Recently I toured a food manufacturing plant and talked to an operator about the data that the various hoppers, baggers, feeders and other machines and robots were sending back to the central interface. The depth of detail was incredible. Reports were generated in real time as machines malfunctioned, as spice bins fell beneath critical thresholds, as other alerts were triggered. Then I watched in disappointment as he impatiently dismissed alerts repeatedly and expressed frustration at the volume of unnecessary data generated. I was shocked to find that the plant only had a single T1 and that the manufacturing network was isolated and not sharing data with the operations side.
Generating data and mining that data is key to leveraging the benefits of a M2M future. I’ve spoken about the avalanche of data created by society before. There are valid concerns that the signal to noise ratio drowns out the critical data from the trivial. Humans are data hoarders. We’re never sure what to keep and what to discard. Like logs full of arcane Windows or Linux server data, we generate mountains of information. Extracting useful conclusions from that data is the challenge. I am unconvinced that the Internet of Things makes this better or worse. The Internet of Things only becomes viable when we all become experts like Google at separating the wheat from the chaff.
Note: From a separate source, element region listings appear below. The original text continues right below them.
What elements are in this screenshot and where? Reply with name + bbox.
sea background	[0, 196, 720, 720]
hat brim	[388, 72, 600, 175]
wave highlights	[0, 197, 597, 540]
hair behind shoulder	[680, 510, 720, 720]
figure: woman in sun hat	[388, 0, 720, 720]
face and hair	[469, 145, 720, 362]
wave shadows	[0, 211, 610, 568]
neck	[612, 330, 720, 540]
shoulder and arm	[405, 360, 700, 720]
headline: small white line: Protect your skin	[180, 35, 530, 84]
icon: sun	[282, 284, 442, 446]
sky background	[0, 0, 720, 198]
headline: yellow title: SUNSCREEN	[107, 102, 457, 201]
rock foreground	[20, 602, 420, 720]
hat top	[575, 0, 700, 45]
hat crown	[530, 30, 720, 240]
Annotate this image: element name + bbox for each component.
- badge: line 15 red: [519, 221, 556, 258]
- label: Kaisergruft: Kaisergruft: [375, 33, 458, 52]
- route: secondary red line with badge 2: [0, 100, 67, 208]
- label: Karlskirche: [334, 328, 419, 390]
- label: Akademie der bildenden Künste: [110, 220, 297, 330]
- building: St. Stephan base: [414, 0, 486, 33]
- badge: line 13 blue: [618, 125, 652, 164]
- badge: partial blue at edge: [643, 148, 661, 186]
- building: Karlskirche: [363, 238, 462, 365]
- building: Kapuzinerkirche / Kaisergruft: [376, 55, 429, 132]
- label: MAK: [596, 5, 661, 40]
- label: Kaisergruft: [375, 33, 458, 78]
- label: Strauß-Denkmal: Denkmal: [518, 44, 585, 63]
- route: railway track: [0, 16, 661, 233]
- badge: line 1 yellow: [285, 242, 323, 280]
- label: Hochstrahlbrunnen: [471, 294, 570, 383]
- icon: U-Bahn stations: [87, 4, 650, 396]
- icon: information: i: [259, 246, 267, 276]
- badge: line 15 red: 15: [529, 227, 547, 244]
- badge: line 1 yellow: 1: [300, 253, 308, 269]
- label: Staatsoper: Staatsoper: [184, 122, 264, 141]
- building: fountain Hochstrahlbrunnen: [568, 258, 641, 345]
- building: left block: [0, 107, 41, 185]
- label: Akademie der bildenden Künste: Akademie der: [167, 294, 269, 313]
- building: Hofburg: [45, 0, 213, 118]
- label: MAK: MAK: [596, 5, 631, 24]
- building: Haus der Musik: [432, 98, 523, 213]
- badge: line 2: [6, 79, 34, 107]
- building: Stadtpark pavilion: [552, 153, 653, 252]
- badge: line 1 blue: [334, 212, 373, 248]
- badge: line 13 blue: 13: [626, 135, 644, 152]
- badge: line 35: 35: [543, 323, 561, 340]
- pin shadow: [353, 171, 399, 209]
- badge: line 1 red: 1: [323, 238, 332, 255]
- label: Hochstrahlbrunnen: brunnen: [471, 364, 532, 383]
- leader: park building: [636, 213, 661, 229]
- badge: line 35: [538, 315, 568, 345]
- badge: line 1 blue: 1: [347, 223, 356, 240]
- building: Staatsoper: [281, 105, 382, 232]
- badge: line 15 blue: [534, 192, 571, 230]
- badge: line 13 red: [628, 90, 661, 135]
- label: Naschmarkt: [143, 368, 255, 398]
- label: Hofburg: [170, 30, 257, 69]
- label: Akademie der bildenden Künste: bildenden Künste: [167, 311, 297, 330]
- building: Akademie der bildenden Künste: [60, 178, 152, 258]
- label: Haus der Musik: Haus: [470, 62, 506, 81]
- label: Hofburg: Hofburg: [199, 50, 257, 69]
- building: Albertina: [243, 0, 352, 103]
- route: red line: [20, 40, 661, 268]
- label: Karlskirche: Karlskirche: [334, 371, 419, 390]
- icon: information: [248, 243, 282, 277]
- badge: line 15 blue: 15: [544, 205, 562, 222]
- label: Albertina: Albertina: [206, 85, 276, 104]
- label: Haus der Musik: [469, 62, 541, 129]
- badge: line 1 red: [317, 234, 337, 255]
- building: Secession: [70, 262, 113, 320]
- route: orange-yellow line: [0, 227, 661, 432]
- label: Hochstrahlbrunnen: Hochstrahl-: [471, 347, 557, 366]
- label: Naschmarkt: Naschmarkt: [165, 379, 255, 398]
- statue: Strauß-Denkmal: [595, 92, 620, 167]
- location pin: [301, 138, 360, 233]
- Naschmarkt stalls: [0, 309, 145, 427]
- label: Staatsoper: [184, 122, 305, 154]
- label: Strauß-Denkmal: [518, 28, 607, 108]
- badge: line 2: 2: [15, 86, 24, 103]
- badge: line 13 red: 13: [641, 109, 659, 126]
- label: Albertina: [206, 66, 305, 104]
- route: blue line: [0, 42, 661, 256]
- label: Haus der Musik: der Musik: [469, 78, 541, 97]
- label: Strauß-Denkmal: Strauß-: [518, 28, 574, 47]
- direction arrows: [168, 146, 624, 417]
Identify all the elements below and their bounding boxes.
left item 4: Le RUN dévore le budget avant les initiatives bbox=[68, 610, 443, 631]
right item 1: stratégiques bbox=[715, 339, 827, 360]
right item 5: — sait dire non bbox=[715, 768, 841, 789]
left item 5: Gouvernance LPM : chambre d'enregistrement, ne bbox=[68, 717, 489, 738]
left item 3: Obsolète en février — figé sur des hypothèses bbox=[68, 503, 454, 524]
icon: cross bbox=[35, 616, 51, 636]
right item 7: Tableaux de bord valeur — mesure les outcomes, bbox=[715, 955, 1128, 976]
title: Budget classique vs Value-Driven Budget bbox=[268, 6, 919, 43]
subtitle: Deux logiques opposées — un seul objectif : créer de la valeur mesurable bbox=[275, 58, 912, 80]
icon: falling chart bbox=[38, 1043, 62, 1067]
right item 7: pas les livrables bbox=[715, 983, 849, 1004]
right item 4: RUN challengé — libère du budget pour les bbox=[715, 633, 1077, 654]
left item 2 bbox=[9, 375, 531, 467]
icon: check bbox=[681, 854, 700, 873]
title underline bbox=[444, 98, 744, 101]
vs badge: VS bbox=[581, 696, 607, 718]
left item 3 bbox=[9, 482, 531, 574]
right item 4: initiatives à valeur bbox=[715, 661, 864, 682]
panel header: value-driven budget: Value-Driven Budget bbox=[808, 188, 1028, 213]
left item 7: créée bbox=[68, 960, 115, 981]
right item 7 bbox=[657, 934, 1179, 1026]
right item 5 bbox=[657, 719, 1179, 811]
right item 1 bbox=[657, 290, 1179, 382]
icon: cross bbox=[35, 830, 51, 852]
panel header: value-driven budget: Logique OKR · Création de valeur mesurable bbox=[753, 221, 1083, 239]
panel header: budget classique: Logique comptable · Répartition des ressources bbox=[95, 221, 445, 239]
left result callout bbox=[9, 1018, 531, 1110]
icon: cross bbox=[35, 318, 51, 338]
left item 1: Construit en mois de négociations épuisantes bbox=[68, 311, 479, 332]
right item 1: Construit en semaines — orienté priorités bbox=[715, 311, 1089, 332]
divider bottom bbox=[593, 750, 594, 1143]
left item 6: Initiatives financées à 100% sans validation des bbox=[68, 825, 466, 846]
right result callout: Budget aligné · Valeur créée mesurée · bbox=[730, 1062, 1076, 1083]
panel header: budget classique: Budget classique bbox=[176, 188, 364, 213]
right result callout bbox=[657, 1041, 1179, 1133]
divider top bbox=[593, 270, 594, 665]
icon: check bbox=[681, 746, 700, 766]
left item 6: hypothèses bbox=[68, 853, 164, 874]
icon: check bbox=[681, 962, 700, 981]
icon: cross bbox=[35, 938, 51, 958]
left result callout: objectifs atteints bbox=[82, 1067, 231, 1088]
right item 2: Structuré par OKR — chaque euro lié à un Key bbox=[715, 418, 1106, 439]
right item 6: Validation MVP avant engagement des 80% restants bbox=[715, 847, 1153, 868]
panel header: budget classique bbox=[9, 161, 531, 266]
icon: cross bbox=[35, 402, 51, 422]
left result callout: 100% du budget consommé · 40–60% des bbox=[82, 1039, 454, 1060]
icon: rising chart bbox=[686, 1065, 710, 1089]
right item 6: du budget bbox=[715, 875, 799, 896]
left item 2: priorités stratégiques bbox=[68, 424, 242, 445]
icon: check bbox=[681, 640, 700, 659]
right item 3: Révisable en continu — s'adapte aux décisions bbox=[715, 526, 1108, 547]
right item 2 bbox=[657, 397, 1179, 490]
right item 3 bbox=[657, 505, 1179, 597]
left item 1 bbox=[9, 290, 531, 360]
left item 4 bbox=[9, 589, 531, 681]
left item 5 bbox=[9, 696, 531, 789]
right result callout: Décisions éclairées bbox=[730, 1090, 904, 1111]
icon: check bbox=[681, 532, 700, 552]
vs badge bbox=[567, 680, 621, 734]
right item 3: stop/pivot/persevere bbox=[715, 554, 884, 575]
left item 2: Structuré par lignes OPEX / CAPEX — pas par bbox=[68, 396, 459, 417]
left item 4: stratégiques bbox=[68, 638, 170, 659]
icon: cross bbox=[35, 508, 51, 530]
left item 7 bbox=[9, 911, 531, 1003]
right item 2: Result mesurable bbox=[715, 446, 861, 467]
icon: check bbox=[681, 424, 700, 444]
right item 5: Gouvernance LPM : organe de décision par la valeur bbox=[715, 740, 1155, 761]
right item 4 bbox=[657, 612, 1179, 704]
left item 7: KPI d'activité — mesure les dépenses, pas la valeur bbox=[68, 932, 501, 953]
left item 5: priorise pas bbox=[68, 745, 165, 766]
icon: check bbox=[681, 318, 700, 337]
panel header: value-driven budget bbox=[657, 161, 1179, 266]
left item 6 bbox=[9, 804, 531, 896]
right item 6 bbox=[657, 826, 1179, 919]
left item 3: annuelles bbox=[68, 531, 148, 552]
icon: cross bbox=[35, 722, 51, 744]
I don’t want to sound completely bearish on the Internet of Things. I think we’ll see a slow and sporadic evolution, with occasional lurches forward, as different technologies evolve. As more capacity becomes available and affordable, industries will design more sophisticated M2M sensors. As that happens, costs will come down. Privacy issues will be discovered and addressed. I just think the current predictions of a wildly Internet connected world as early as 2020 are optimistic. M2M and IoT align nicely with business principles like JIT inventory to create leaner, more automated solutions that offset increased costs. It is an inevitable evolution to a knowledge driven technology based society. But it doesn’t come like a sudden tidal wave. Instead, it is the slow increase of a pot of liquid brought to boil. By the time it is pervasive and significant, we’ll long have since grown accustomed to thinking of it as normal.